How to encode and decode base64

In JavaScript, there are two functions used to handle decoding and encoding base64 strings, respectively:

  • Btoa () : This function creates a Base64 encoded ASCII string based on binary data “strings”.
  • Atob () : This function decodes base64 encoded string data.

4.1 BTOA Example

const name = 'Semlinker';
const encodedName = btoa(name);
console.log(encodedName); // U2VtbGlua2Vy
Copy the code

4.2 AtOB Example

const encodedName = 'U2VtbGlua2Vy';
const name = atob(encodedName);
console.log(name); // Semlinker
Copy the code

For the atOB and BTOA methods, a stands for ASCII and B stands for Blob, or binary. Thus ATOB stands for ASCII to binary, which corresponds to the decoding operation.
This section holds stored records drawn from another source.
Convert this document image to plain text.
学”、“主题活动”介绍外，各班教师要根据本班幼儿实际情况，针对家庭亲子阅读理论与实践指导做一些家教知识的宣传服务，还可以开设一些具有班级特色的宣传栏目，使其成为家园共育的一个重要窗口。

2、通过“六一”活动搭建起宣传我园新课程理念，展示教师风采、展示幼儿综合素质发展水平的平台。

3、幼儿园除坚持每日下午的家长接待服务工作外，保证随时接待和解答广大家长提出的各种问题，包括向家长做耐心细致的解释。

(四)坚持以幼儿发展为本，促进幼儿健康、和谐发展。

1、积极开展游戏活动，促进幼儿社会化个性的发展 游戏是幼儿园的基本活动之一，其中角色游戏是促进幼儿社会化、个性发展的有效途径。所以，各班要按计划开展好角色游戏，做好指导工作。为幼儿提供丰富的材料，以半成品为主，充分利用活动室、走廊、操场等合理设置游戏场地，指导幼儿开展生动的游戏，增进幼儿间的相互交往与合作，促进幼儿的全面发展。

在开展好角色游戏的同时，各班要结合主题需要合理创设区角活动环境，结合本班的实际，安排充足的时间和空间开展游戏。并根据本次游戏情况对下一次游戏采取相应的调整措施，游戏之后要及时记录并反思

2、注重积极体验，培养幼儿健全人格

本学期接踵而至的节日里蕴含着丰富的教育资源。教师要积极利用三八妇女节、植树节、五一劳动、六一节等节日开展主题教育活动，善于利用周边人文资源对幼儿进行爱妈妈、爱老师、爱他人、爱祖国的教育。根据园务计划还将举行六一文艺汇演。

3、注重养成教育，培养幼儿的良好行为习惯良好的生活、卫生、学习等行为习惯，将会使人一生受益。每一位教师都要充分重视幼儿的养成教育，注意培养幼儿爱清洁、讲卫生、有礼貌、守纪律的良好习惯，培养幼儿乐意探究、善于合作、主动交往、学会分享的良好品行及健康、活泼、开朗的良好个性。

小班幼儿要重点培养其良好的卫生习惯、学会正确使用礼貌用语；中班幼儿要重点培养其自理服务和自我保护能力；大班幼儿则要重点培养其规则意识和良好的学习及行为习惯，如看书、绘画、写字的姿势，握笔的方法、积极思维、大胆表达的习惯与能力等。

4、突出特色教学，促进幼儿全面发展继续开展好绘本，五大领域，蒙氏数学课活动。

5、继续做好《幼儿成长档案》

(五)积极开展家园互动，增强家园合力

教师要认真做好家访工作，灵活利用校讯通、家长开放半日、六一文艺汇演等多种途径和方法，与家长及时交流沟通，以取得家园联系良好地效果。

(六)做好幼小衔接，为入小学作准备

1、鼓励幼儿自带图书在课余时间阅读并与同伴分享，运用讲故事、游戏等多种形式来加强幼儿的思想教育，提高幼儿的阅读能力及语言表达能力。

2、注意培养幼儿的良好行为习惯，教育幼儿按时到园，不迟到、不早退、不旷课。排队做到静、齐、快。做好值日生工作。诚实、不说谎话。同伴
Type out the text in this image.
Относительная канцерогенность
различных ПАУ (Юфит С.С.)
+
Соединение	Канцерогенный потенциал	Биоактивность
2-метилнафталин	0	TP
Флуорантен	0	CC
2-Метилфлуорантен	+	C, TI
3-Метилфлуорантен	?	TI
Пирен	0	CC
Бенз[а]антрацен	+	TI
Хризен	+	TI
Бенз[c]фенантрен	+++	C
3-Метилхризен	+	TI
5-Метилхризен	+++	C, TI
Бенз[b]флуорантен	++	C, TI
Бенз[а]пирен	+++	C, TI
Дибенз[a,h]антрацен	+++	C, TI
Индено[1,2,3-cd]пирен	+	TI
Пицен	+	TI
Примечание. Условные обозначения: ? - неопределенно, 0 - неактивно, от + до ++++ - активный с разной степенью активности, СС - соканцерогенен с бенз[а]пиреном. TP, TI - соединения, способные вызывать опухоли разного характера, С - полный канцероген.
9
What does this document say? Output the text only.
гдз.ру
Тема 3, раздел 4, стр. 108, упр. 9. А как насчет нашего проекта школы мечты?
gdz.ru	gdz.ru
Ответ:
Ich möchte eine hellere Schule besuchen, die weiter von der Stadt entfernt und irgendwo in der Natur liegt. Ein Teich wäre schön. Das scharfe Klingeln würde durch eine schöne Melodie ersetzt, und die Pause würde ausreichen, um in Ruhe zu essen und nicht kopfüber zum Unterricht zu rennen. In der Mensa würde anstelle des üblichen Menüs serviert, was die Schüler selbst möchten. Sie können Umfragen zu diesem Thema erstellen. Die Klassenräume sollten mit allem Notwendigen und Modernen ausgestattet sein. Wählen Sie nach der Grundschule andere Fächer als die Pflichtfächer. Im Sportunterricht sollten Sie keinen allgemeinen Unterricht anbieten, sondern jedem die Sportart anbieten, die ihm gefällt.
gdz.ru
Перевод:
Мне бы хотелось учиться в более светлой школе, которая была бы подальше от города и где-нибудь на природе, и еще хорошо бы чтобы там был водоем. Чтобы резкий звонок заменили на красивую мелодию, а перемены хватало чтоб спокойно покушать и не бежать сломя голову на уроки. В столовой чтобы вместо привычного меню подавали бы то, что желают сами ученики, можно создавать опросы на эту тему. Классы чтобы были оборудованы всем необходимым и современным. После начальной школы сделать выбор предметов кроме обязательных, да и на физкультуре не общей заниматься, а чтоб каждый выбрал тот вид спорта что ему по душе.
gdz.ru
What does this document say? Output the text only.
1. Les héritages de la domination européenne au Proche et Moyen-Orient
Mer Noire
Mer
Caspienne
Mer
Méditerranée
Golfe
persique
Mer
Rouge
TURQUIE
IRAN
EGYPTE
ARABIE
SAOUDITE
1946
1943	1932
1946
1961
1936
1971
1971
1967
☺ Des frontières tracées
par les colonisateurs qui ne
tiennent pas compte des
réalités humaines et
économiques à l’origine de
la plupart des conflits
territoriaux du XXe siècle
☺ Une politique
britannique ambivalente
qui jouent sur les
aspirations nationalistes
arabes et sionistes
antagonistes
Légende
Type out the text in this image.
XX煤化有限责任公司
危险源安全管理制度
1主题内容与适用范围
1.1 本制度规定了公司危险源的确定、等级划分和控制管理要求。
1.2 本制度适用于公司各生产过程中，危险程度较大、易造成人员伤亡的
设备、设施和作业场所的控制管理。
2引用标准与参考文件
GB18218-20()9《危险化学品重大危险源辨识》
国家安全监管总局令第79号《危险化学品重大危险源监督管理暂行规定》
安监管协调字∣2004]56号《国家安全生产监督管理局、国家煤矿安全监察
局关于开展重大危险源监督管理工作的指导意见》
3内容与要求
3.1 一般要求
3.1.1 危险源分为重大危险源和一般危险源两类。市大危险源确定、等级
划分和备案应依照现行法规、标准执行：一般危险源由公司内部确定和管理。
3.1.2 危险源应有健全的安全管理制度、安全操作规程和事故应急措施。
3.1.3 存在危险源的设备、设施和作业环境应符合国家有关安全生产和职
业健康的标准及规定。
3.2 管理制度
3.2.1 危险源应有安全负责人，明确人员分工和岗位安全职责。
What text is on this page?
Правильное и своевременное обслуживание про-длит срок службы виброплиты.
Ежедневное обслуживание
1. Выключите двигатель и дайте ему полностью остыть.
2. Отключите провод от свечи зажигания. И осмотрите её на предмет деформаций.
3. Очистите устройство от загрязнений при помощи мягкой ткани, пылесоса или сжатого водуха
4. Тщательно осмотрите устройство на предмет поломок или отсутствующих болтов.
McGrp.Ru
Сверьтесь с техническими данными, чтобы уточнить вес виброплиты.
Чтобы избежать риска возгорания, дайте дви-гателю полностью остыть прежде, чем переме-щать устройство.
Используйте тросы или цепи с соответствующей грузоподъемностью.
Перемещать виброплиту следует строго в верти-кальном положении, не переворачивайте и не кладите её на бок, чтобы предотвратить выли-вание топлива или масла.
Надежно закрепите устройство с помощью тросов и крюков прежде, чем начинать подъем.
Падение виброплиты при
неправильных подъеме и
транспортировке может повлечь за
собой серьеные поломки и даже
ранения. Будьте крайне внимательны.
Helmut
Btoa stands for binary to ASCII, which corresponds to the encoding operation. After understanding the meaning of a and B respectively in the method, we will not make mistakes in the future work.

Five, the summary

Base64 is a data encoding method designed to ensure secure data transmission. But standard Base64 encoding requires no additional information, that is, it can be decoded and is completely reversible. Therefore, when it comes to transmitting private data, instead of using base64 encoding directly, specialized symmetric or asymmetric encryption algorithms are used.

6. Reference Resources

  • Wikipedia – Base64
  • Principles and applications of Base64 encoding
  • Zhihu – Why use Base64 encoding and what are the situational requirements?